UK updates Lebanon travel warning

As of Tuesday, the UK’s travel advice to Lebanon has been updated. The whole of Lebanon is now green, marking a positive development. In November 2021, the Foreign Office recommended against all travel to areas of Lebanon except for those areas to which all travel is forbidden.

The World Bank has described Lebanon’s economic crisis as one of the worst in modern history, without a president or fully empowered government.

Since the financial collapse became apparent in 2019, vast numbers of people have been driven into poverty, and there have been severe shortages of necessities such as clean water, electricity, and medicines. The destruction of Beirut port in 2020 and the Covid-19 pandemic have worsened the situation.

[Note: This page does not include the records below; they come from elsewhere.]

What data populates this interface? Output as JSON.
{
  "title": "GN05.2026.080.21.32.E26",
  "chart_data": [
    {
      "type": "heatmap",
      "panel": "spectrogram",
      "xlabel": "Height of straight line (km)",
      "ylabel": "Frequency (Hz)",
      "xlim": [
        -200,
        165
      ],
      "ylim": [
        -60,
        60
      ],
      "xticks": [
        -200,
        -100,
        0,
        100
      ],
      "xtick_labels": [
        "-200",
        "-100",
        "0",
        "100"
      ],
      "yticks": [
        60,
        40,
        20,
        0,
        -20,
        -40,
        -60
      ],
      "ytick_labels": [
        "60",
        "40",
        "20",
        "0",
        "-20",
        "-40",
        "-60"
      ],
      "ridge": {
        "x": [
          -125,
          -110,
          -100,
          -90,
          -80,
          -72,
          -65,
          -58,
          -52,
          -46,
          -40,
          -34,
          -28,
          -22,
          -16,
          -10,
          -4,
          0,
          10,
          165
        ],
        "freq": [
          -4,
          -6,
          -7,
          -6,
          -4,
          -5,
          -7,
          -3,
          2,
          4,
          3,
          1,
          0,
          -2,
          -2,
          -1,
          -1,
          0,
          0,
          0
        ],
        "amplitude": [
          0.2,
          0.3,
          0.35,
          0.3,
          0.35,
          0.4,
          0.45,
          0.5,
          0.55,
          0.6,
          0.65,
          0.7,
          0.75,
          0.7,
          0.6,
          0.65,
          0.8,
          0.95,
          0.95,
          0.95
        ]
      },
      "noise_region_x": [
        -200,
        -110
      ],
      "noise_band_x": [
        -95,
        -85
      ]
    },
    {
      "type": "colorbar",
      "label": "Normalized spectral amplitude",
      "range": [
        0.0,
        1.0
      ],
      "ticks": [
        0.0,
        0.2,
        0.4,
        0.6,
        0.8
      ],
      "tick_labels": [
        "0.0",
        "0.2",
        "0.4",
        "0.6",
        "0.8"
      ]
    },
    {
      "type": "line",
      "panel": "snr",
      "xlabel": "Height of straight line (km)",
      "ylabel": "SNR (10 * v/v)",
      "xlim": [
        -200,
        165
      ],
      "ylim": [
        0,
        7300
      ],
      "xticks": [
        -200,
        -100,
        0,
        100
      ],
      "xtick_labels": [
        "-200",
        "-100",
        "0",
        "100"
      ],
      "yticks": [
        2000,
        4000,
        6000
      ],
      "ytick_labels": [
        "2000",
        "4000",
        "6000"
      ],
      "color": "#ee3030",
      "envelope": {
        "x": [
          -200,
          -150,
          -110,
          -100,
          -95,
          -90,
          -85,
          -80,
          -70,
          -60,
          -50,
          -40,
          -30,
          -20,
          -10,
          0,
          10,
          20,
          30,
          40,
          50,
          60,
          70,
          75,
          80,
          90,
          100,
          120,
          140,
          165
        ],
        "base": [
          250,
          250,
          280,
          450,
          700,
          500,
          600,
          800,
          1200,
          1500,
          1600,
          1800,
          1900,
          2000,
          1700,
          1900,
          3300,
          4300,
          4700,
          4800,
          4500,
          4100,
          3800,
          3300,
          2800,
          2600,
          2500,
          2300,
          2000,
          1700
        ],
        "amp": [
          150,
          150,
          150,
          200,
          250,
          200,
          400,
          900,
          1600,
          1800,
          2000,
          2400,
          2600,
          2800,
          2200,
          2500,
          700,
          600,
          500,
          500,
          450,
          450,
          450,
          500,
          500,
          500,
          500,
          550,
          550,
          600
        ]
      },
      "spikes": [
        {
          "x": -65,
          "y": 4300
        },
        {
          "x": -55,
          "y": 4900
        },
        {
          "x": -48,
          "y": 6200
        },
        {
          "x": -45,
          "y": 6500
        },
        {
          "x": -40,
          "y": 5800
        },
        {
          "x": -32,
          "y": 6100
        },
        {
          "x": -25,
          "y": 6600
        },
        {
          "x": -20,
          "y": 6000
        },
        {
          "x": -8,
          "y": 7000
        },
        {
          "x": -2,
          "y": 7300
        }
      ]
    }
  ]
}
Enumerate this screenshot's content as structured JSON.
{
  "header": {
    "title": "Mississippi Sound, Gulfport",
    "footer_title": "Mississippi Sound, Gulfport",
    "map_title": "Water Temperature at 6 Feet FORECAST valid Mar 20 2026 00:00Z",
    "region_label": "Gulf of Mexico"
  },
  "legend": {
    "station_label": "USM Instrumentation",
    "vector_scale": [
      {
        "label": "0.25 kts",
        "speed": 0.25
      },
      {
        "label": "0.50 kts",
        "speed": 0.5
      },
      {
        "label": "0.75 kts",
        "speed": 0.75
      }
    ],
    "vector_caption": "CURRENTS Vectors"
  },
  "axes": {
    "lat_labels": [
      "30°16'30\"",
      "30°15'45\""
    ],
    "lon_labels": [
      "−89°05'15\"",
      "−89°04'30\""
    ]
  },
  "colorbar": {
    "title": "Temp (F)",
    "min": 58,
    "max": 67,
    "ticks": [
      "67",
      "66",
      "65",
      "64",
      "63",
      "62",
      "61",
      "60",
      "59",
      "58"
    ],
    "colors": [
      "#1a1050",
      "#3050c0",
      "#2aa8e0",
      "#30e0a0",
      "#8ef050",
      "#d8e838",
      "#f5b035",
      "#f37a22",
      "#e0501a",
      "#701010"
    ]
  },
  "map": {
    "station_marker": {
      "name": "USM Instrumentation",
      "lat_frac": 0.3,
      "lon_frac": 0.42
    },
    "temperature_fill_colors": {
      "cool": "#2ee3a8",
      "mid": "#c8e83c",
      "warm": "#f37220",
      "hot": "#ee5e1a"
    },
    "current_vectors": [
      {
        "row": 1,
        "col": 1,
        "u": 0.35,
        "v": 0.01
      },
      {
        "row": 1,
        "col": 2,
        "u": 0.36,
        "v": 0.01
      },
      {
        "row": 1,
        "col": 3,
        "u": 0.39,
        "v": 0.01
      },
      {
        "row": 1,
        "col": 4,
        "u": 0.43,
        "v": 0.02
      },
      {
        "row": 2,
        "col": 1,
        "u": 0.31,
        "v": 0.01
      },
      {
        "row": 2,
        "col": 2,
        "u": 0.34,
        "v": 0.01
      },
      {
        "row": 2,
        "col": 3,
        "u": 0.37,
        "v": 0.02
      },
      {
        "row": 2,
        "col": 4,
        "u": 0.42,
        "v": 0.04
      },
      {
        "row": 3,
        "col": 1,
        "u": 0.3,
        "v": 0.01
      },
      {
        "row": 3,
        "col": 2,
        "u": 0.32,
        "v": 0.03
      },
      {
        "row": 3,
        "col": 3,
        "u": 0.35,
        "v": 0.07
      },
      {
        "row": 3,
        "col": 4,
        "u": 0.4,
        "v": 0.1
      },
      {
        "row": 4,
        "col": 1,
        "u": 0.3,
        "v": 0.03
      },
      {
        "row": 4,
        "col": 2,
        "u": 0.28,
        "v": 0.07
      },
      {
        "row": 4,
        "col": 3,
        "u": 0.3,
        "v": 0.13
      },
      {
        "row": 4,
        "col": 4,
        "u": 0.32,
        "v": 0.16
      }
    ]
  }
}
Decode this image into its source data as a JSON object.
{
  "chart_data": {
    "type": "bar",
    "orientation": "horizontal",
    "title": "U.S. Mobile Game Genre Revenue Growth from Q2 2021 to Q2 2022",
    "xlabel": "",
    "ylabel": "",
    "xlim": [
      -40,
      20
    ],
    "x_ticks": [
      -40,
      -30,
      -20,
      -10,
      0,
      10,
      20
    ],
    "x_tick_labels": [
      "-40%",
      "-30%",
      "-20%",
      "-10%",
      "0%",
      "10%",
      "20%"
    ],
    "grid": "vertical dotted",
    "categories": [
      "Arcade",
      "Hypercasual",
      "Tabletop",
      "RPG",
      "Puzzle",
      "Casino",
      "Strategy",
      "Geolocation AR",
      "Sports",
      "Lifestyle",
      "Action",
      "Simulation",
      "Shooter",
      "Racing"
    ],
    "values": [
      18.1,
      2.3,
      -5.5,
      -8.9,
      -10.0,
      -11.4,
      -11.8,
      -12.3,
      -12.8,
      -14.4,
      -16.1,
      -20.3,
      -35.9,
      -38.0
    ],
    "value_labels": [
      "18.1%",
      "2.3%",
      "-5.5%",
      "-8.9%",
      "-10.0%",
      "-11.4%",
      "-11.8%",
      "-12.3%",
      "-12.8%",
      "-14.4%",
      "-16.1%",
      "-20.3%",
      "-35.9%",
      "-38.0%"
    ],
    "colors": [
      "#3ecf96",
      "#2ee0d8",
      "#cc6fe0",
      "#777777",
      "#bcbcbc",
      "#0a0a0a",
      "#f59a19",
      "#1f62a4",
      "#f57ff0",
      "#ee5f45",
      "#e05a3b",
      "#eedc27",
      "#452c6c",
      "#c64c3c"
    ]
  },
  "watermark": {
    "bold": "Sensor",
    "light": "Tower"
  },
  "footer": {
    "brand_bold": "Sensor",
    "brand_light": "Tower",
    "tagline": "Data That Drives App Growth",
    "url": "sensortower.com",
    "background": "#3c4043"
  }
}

The UK government still advises against all travel to Palestinian refugee camps within 5 km of the Syrian border in north-east Lebanon and the Hermel region. The warning also urges visitors to avoid all but essential travel to Beirut’s southern suburbs— where Hezbollah, an Iran-backed armed group and the political party controls parts of the Bekaa Valley, Lebanon’s second city of Tripoli, the deep south near Israel, and a few other locations— as well as parts of the Bekaa Valley, Lebanon’s second city of Tripoli, and the deep south near Israel.

Violent clashes between authorities and dissidents, between supporters of political factions over limited or subsidized resources, are very likely to occur without warning particularly at key locations, the report warns. These clashes have previously resulted in large numbers of casualties, it says.

According to the document, weapons are prevalent in Lebanon, and Hezbollah and other groups maintain weapons outside of state control, which could imply that the British embassy in Beirut would be unable to provide as much support if the security situation worsened.